Andre Strode

No. 4, 8, 16
- Position: Defensive back

Personal information
- Born: June 19, 1972 (age 53) Denver, Colorado, U.S.
- Listed height: 5 ft 8 in (1.73 m)
- Listed weight: 178 lb (81 kg)

Career information
- High school: Montbello (Denver)
- College: Colorado State
- NFL draft: 1995: undrafted

Career history
- 1995: Birmingham Barracudas
- 1996–1998: BC Lions
- 1999: Winnipeg Blue Bombers

Awards and highlights
- CFL Southern All-Star (1995); CFL West All-Star (1996); Second-team All-WAC (1993);

Career CFL statistics
- Tackles: 217
- Interceptions: 12
- Quarterback sacks: 2
- Fumbles recovered: 3
- Total TDs: 2

= Andre Strode =

American gridiron football player (born 1972)
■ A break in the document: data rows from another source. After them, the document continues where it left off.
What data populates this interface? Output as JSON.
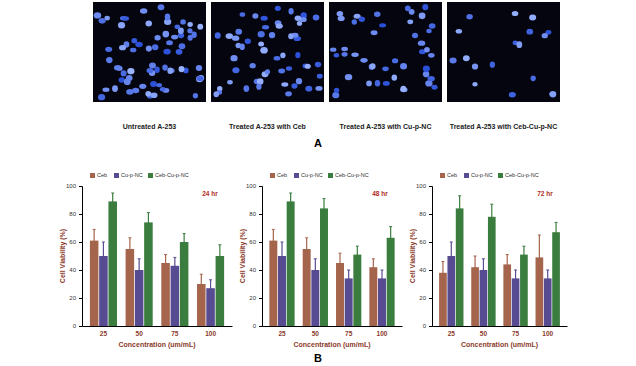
{
  "figure": {
    "panel_a": {
      "label": "A",
      "captions": [
        "Untreated A-253",
        "Treated A-253 with Ceb",
        "Treated A-253 with Cu-p-NC",
        "Treated A-253 with Ceb-Cu-p-NC"
      ]
    },
    "panel_b": {
      "label": "B"
    }
  },
  "chart_data": [
    {
      "type": "bar",
      "title": "24 hr",
      "x_label": "Concentration (um/mL)",
      "y_label": "Cell Viability (%)",
      "categories": [
        "25",
        "50",
        "75",
        "100"
      ],
      "series": [
        {
          "name": "Ceb",
          "color": "#a5654c",
          "values": [
            61,
            55,
            45,
            30
          ],
          "errors": [
            8,
            8,
            6,
            7
          ]
        },
        {
          "name": "Cu-p-NC",
          "color": "#574b92",
          "values": [
            50,
            40,
            43,
            27
          ],
          "errors": [
            10,
            8,
            6,
            6
          ]
        },
        {
          "name": "Ceb-Cu-p-NC",
          "color": "#3b7d3e",
          "values": [
            89,
            74,
            60,
            50
          ],
          "errors": [
            6,
            7,
            6,
            8
          ]
        }
      ],
      "ylim": [
        0,
        100
      ],
      "yticks": [
        0,
        20,
        40,
        60,
        80,
        100
      ],
      "legend": "top-left",
      "grid": false
    },
    {
      "type": "bar",
      "title": "48 hr",
      "x_label": "Concentration (um/mL)",
      "y_label": "Cell Viability (%)",
      "categories": [
        "25",
        "50",
        "75",
        "100"
      ],
      "series": [
        {
          "name": "Ceb",
          "color": "#a5654c",
          "values": [
            61,
            55,
            45,
            42
          ],
          "errors": [
            8,
            8,
            7,
            6
          ]
        },
        {
          "name": "Cu-p-NC",
          "color": "#574b92",
          "values": [
            50,
            40,
            34,
            34
          ],
          "errors": [
            10,
            8,
            6,
            6
          ]
        },
        {
          "name": "Ceb-Cu-p-NC",
          "color": "#3b7d3e",
          "values": [
            89,
            84,
            51,
            63
          ],
          "errors": [
            6,
            7,
            6,
            8
          ]
        }
      ],
      "ylim": [
        0,
        100
      ],
      "yticks": [
        0,
        20,
        40,
        60,
        80,
        100
      ],
      "legend": "top-left",
      "grid": false
    },
    {
      "type": "bar",
      "title": "72 hr",
      "x_label": "Concentration (um/mL)",
      "y_label": "Cell Viability (%)",
      "categories": [
        "25",
        "50",
        "75",
        "100"
      ],
      "series": [
        {
          "name": "Ceb",
          "color": "#a5654c",
          "values": [
            38,
            42,
            44,
            49
          ],
          "errors": [
            8,
            8,
            7,
            16
          ]
        },
        {
          "name": "Cu-p-NC",
          "color": "#574b92",
          "values": [
            50,
            40,
            34,
            34
          ],
          "errors": [
            10,
            8,
            6,
            6
          ]
        },
        {
          "name": "Ceb-Cu-p-NC",
          "color": "#3b7d3e",
          "values": [
            84,
            78,
            51,
            67
          ],
          "errors": [
            9,
            9,
            6,
            7
          ]
        }
      ],
      "ylim": [
        0,
        100
      ],
      "yticks": [
        0,
        20,
        40,
        60,
        80,
        100
      ],
      "legend": "top-left",
      "grid": false
    }
  ]
}
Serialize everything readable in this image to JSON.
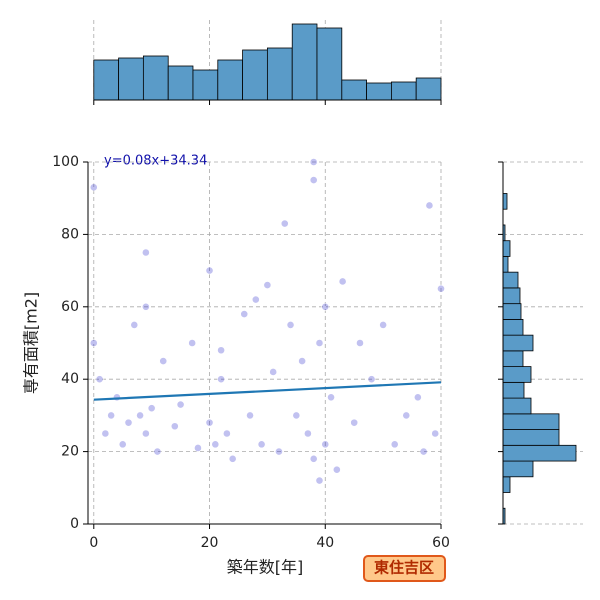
{
  "chart_data": [
    {
      "type": "scatter",
      "xlabel": "築年数[年]",
      "ylabel": "専有面積[m2]",
      "annotation": "y=0.08x+34.34",
      "xlim": [
        -1,
        60
      ],
      "ylim": [
        0,
        100
      ],
      "xticks": [
        0,
        20,
        40,
        60
      ],
      "yticks": [
        0,
        20,
        40,
        60,
        80,
        100
      ],
      "grid": true,
      "color": "#3333cc",
      "line_color": "#1f77b4",
      "slope": 0.08,
      "intercept": 34.34,
      "x": [
        0,
        0,
        1,
        2,
        3,
        4,
        5,
        6,
        7,
        8,
        9,
        9,
        10,
        11,
        12,
        14,
        15,
        17,
        18,
        20,
        20,
        21,
        22,
        23,
        24,
        26,
        27,
        28,
        29,
        30,
        31,
        32,
        33,
        34,
        35,
        36,
        37,
        38,
        38,
        39,
        39,
        40,
        40,
        41,
        42,
        43,
        45,
        46,
        48,
        50,
        52,
        54,
        56,
        57,
        58,
        59,
        60,
        9,
        22,
        38
      ],
      "y": [
        93,
        50,
        40,
        25,
        30,
        35,
        22,
        28,
        55,
        30,
        75,
        25,
        32,
        20,
        45,
        27,
        33,
        50,
        21,
        28,
        70,
        22,
        48,
        25,
        18,
        58,
        30,
        62,
        22,
        66,
        42,
        20,
        83,
        55,
        30,
        45,
        25,
        18,
        95,
        50,
        12,
        60,
        22,
        35,
        15,
        67,
        28,
        50,
        40,
        55,
        22,
        30,
        35,
        20,
        88,
        25,
        65,
        60,
        40,
        100
      ]
    },
    {
      "type": "histogram",
      "orientation": "vertical",
      "color": "#5a9bc8",
      "xlim": [
        -1,
        60
      ],
      "ylim": [
        0,
        80
      ],
      "xticks": [
        0,
        20,
        40,
        60
      ],
      "grid": true,
      "bins": [
        0,
        4.29,
        8.57,
        12.86,
        17.14,
        21.43,
        25.71,
        30,
        34.29,
        38.57,
        42.86,
        47.14,
        51.43,
        55.71,
        60
      ],
      "values": [
        40,
        42,
        44,
        34,
        30,
        40,
        50,
        52,
        76,
        72,
        20,
        17,
        18,
        22
      ]
    },
    {
      "type": "histogram",
      "orientation": "horizontal",
      "color": "#5a9bc8",
      "ylim": [
        0,
        100
      ],
      "xlim": [
        0,
        80
      ],
      "yticks": [
        0,
        20,
        40,
        60,
        80,
        100
      ],
      "grid": true,
      "bins": [
        0,
        4.35,
        8.7,
        13.04,
        17.39,
        21.74,
        26.09,
        30.43,
        34.78,
        39.13,
        43.48,
        47.83,
        52.17,
        56.52,
        60.87,
        65.22,
        69.57,
        73.91,
        78.26,
        82.61,
        86.96,
        91.3,
        95.65,
        100
      ],
      "values": [
        2,
        0,
        7,
        30,
        73,
        56,
        56,
        28,
        21,
        28,
        20,
        30,
        20,
        18,
        17,
        15,
        5,
        7,
        2,
        0,
        4,
        0,
        0
      ]
    }
  ],
  "badge": "東住吉区"
}
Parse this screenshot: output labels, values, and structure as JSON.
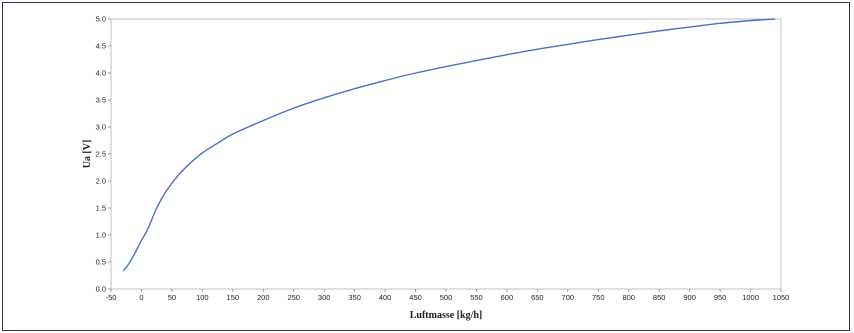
{
  "chart_data": {
    "type": "line",
    "title": "",
    "xlabel": "Luftmasse [kg/h]",
    "ylabel": "Ua [V]",
    "xlim": [
      -50,
      1050
    ],
    "ylim": [
      0.0,
      5.0
    ],
    "x_ticks": [
      "-50",
      "0",
      "50",
      "100",
      "150",
      "200",
      "250",
      "300",
      "350",
      "400",
      "450",
      "500",
      "550",
      "600",
      "650",
      "700",
      "750",
      "800",
      "850",
      "900",
      "950",
      "1000",
      "1050"
    ],
    "y_ticks": [
      "0.0",
      "0.5",
      "1.0",
      "1.5",
      "2.0",
      "2.5",
      "3.0",
      "3.5",
      "4.0",
      "4.5",
      "5.0"
    ],
    "grid": false,
    "legend": "none",
    "series_color": "#4a72c4",
    "series": [
      {
        "x": [
          -30,
          -20,
          -10,
          0,
          10,
          25,
          40,
          60,
          80,
          100,
          125,
          150,
          200,
          250,
          300,
          350,
          400,
          450,
          500,
          550,
          600,
          650,
          700,
          750,
          800,
          850,
          900,
          950,
          1000,
          1040
        ],
        "y": [
          0.33,
          0.48,
          0.68,
          0.9,
          1.1,
          1.5,
          1.8,
          2.1,
          2.33,
          2.52,
          2.7,
          2.87,
          3.12,
          3.35,
          3.54,
          3.71,
          3.86,
          4.0,
          4.12,
          4.23,
          4.34,
          4.44,
          4.53,
          4.62,
          4.7,
          4.78,
          4.85,
          4.92,
          4.97,
          5.0
        ]
      }
    ]
  }
}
Andre Strode (born June 19, 1972) is an American former professional football defensive back who played five seasons in the Canadian Football League (CFL) with the Birmingham Barracudas, BC Lions and Winnipeg Blue Bombers. He played college football at Colorado State University.

==Early life==
Andre Strode was born on June 19, 1972, in Denver, Colorado. He attended Montbello High School in Denver.

==College career==
Strode played for the Colorado State Rams from 1991 to 1994. He totaled one interception for nine yards in 1991, one interception for five yards in 1992, and three interceptions for 128 yards and two touchdowns in 1993. His three interceptions led the Western Athletic Conference while his two interception return touchdowns were tied for most in the country that season. He recorded 246 tackles in his college career.

==Professional career==
Strode played in all 18 games for the Birmingham Barracudas of the Canadian Football League (CFL) in 1995, recording 65 defensive tackles, eight special teams tackles, seven interceptions for 109 yards and one touchdown, seven pass breakups, and two fumble recoveries. His seven interceptions were tied for second in the CFL. The Barracudas finished the season with a 10–8 record and lost in the South Division semifinal to the San Antonio Texans. Strode was named a CFL Southern All-Star that season.

Strode was selected by the BC Lions in the second round, with the 15th overall pick, of the 1996 CFL Dispersal Draft. He started all 18 games for the Lions in 1996, accumulating 59 defensive tackles, six special teams tackles, two sacks, three interceptions for 81 yards and one touchdown, five pass breakups, and one fumble recovery. The Lions finished with a 5–13 record. Strode was named a CFL Western All-Star for his performance during the 1996 season. He suffered an injury in the first game of the 1997 season and did not play for the remainder of the year. He played in 17 games in 1998, accumulating 53 defensive tackles, one special teams tackle, two interceptions for 72 yards, and four pass breakups.

Strode played six games for the CFL's Winnipeg Blue Bombers in 1999, recording 24 defensive tackles and one pass breakup.